When Robert and Nicky Wilson bought Bonnington House, a Jacobean manor house in 1999 they soon realised that the formal gardens, fields and woodlands surrounding the historic house would be perfect for their long-held ambition to create a sculpture park.

Since 2005, the grounds of the 120-acre estate have gradually become populated by works of art from some of the biggest names in contemporary sculpture including Antony Gormley, Anish Kapoor and the late Ian Hamilton Finlay, and opened to the public as a sculpture park in 2008.

Nicky had always been deeply influenced by Ian Hamilton Finlay’s greatest piece of work Little Sparta, situated 30 miles from Bonnington that combined horticulture with individual works of art. Nicky believed that in the ancient land of art and nature, home and family, livestock and the footfall of those interested in contemporary sculpture could all co-exist.

The couple’s aims with Jupiter Artland were to promote the benefits of outdoor creative activity for well-being, promote contemporary art through permanent commissions and exhibitions and to nurture emerging artists. As well as this and perhaps the grandest aim was to provide free unique access, learning and engagement to world class sculpture for educational organisations and community groups as well as extending reach through free digital engagement, training and resources.

It is Jupiter Artland’s mission to get every school child in Scotland to visit and experience the sculpture park for free and offers free visits to schools, universities and community groups. The team also work with schools to build a lifelong appreciation of art.

“Efforts to get the attention of young people have always been the main objectives of our fund; we’ve stimulated their curiosity to come here for themselves and find out how art has the power to change a person’s sense of perception,” says Robert Wilson. “In the first five years since Jupiter Artland opened, 14,500 schoolchildren visited – free of charge.”

The entire 120 acre estate is dotted with site specific sculpture and each year the team commission a temporary sculptural piece by an emerging artist. Visitors to Jupiter Artland are given a map indicating the location of the artworks within the grounds. Many of the works have taken years to blend with the landscape and in year three of the sculpture park the land was allowed to rest. For a whole year there was no earth moving to scar the land and this allowed the 2010 works to sit naturally in the woods.
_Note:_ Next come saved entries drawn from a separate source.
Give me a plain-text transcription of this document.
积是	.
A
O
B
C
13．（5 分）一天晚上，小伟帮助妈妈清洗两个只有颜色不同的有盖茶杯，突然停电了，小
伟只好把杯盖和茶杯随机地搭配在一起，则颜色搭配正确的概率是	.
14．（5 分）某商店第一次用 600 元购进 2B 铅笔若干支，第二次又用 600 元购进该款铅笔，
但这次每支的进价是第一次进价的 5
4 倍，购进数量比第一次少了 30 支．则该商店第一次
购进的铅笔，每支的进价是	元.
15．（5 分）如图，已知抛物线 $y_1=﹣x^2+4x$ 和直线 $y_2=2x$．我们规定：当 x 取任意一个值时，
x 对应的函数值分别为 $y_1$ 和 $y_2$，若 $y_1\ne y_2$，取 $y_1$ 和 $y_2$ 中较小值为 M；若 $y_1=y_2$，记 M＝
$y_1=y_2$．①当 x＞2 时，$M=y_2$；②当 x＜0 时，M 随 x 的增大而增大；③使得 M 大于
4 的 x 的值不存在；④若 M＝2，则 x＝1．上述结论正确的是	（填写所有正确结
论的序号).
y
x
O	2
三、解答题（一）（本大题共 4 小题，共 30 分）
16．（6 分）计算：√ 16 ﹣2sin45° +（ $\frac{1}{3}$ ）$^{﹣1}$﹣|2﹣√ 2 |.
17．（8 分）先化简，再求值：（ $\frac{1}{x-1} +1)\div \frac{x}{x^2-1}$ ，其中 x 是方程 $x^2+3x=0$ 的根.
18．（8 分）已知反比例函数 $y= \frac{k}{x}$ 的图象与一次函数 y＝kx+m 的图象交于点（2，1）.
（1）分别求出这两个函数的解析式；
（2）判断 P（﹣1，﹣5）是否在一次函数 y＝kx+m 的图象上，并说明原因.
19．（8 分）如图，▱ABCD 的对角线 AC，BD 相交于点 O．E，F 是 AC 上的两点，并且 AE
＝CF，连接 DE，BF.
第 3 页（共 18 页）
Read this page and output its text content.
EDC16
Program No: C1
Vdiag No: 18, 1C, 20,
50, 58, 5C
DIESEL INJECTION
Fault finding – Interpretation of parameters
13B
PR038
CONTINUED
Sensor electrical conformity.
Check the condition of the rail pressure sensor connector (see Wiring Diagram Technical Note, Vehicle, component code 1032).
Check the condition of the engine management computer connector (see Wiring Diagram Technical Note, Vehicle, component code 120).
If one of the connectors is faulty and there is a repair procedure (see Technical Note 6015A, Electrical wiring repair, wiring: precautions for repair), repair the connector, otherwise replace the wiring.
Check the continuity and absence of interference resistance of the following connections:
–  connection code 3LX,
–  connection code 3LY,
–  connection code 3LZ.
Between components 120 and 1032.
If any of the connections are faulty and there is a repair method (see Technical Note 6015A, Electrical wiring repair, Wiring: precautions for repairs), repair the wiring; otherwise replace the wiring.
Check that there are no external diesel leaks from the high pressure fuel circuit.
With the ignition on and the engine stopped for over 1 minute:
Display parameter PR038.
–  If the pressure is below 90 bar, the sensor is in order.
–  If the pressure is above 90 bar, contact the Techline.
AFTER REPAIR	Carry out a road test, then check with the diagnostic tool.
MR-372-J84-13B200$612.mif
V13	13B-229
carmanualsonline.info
One of the defining artworks at the park is Cells Of Life (2011) by Charles Jencks, which according to John Heffernan, head of exhibitions and audience development at Jupiter Artland, has only just been completed. The work sees eight landforms and a connecting causeway surround four lakes and a flat parterre for sculpture exhibits. The theme is the life of the cell and from above, the layout presents a cell’s early division into membranes and nuclei, and becomes a landform celebration of the cell as the basis of life. “We have finally finished the Cells of Life landform and to celebrate we have asked Charles Jencks to show his studio works,” says Heffernan. The studio works will inform his landscape practice and illuminate his humour and playfulness but also his serious investigations into rocks, cosmos and science.

“It’s over time that we are learning the benefits of getting to know the work well,” he says. “The challenging work of Nathan Coley has also settled into the landscape – no less confronting but more at home.”

Commissioning and developing these exceptional artworks is a major part of the team’s work but they are also keen explore how they can be interpreted in a contemporary way. This has led them down the digital route and to engage hard to reach young adults they have developed a free Jupiter Artland app.

We have a dedicated and experienced grounds team who care for the landscape and they help to maintain a landscape that offers a unique opportunity to experience contemporary art in a beautiful, natural landscape. Visitors can touch, climb and walk around all of the pieces on display.

“The name of the park itself is made up of two words – “art” and “land”,” says Wilson. “And that is very significant; in the sense that art enriches the land, and the land enriches the art. The landscape is a constantly changing phenomenon. And so, too, is the art – depending on whether you’re looking at it on a beautiful, sunny day, or in the snow, or through the blinding rain. It’s a never-ending process of change.”
Jupiter Artland was a finalist in this year’s Art Fund Museum of the Year prize and over the the coming years the team aims to develop more challenging and complex pieces that offer new ideas and inspiration’s to the landscape and continue to provide create activity and well-being for its visitors.

Jupiter Artland will close on September 25 and Reopen in May 2017.